Mendampingi para kandidat
Ibu Pham Thi Kim Hue, Wakil Kepala Sekolah Menengah Chuong Duong (Hong Ha, Hanoi ), menyampaikan: "Sejak awal tahun ajaran, sekolah telah mengembangkan rencana evaluasi secara bertahap, dengan membedakan kelompok siswa secara jelas untuk memberikan solusi yang tepat."
Tim-tim khusus mata pelajaran, terutama Matematika, Sastra, dan Bahasa Inggris, secara rutin meninjau kualitas, menyusun bank soal, dan menyelenggarakan tes sesuai dengan struktur dan pedoman Dinas Pendidikan dan Pelatihan Hanoi untuk membiasakan siswa dengan tekanan ujian dan keterampilan manajemen waktu.
Sekolah ini menyediakan kelas remedial gratis untuk siswa dengan pengetahuan terbatas dan pelatihan lanjutan untuk siswa yang ingin masuk ke sekolah menengah unggulan. Guru wali kelas dan guru mata pelajaran bekerja sama dengan orang tua untuk memantau kemajuan dan kondisi psikologis setiap siswa, menghindari tekanan berlebihan selama periode "dorongan terakhir".
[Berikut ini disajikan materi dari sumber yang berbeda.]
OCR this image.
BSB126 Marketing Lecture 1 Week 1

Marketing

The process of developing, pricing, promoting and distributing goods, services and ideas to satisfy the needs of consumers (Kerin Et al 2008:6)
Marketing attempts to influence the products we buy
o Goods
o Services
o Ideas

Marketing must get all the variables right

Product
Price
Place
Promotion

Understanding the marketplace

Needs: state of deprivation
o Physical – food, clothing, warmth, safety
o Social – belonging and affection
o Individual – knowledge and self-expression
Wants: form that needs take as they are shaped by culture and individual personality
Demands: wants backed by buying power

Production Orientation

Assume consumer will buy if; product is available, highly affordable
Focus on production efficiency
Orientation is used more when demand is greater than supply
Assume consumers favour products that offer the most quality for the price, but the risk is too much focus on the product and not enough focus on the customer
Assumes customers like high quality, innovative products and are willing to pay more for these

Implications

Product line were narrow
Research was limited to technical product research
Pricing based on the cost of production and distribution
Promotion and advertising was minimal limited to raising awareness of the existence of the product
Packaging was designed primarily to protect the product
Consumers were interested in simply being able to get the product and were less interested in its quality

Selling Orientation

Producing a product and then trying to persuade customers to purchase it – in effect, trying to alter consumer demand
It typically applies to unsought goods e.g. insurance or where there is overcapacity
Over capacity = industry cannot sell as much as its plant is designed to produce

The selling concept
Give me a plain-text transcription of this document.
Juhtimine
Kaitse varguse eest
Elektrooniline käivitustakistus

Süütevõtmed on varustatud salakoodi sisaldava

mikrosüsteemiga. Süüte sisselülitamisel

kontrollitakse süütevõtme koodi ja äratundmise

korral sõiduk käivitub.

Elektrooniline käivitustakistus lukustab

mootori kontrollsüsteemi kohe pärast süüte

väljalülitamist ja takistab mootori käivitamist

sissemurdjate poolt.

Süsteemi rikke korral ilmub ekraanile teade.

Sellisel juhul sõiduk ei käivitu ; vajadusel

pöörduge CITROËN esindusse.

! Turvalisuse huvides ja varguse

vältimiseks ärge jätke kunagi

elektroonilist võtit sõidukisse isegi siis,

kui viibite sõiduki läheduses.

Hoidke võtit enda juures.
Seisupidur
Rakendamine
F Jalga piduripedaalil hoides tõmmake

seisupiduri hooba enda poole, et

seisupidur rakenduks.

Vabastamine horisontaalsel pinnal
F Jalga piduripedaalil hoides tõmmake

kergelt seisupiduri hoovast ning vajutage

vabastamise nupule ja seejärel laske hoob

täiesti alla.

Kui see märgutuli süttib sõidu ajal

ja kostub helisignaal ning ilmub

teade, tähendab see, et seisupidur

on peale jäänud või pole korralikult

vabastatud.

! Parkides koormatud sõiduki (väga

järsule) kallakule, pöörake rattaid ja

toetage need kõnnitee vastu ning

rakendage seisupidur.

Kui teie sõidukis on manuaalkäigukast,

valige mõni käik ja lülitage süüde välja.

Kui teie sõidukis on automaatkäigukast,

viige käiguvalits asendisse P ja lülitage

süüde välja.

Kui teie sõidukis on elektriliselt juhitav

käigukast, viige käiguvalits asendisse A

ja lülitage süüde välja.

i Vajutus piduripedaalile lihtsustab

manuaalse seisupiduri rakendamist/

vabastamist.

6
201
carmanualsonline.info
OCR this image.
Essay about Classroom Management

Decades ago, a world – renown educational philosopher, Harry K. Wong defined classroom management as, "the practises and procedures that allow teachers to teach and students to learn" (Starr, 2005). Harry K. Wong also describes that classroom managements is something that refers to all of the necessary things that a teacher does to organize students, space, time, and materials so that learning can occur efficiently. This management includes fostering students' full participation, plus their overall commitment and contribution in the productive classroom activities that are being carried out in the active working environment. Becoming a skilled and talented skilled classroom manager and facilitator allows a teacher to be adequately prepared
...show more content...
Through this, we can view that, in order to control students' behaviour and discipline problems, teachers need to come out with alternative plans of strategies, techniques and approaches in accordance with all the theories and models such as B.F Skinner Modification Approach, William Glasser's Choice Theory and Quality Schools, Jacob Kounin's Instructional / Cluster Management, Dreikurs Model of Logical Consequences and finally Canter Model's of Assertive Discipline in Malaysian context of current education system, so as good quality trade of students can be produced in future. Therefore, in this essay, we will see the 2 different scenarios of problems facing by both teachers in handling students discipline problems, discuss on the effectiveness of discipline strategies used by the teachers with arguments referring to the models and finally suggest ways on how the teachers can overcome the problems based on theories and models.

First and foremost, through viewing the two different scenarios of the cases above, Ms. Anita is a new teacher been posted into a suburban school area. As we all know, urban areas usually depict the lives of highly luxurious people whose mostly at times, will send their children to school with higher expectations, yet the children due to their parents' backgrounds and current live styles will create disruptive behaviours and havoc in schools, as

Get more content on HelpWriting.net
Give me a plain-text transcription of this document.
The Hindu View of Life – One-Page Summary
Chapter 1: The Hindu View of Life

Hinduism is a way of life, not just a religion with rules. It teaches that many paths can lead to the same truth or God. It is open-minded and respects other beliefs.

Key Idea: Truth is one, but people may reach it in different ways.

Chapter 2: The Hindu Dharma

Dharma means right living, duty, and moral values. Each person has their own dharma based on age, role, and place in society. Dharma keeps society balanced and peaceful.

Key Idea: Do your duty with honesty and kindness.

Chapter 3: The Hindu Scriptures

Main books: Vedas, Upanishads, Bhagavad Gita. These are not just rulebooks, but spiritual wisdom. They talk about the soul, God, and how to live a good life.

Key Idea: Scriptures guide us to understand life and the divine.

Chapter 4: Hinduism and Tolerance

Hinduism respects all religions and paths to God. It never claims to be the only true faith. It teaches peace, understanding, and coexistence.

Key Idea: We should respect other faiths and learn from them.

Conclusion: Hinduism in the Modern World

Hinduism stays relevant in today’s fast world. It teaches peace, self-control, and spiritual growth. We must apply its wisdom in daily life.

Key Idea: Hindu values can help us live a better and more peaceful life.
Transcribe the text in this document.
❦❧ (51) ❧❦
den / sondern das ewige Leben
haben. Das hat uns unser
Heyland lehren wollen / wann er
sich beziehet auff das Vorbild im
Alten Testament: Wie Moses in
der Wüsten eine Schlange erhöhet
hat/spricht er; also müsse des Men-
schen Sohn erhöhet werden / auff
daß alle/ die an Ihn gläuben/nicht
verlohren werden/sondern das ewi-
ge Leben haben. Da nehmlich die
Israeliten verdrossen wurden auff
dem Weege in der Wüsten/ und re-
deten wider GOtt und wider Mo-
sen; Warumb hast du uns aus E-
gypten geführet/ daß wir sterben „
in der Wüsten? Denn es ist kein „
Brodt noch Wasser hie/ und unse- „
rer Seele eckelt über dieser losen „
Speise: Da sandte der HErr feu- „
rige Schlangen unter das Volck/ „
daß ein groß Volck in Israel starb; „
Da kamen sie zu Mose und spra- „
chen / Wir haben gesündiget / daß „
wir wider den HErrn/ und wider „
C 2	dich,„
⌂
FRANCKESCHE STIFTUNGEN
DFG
Selain aspek akademis, kesehatan mental siswa yang akan lulus sangatlah penting. Sekolah memperkuat kegiatan seperti konseling psikologis, bimbingan karir, dan keterampilan mengurangi stres menjelang ujian; sekaligus mempertahankan kegiatan berbasis pengalaman, olahraga , dan kegiatan kelompok untuk membantu siswa mencapai keseimbangan, bukan hanya belajar terus-menerus.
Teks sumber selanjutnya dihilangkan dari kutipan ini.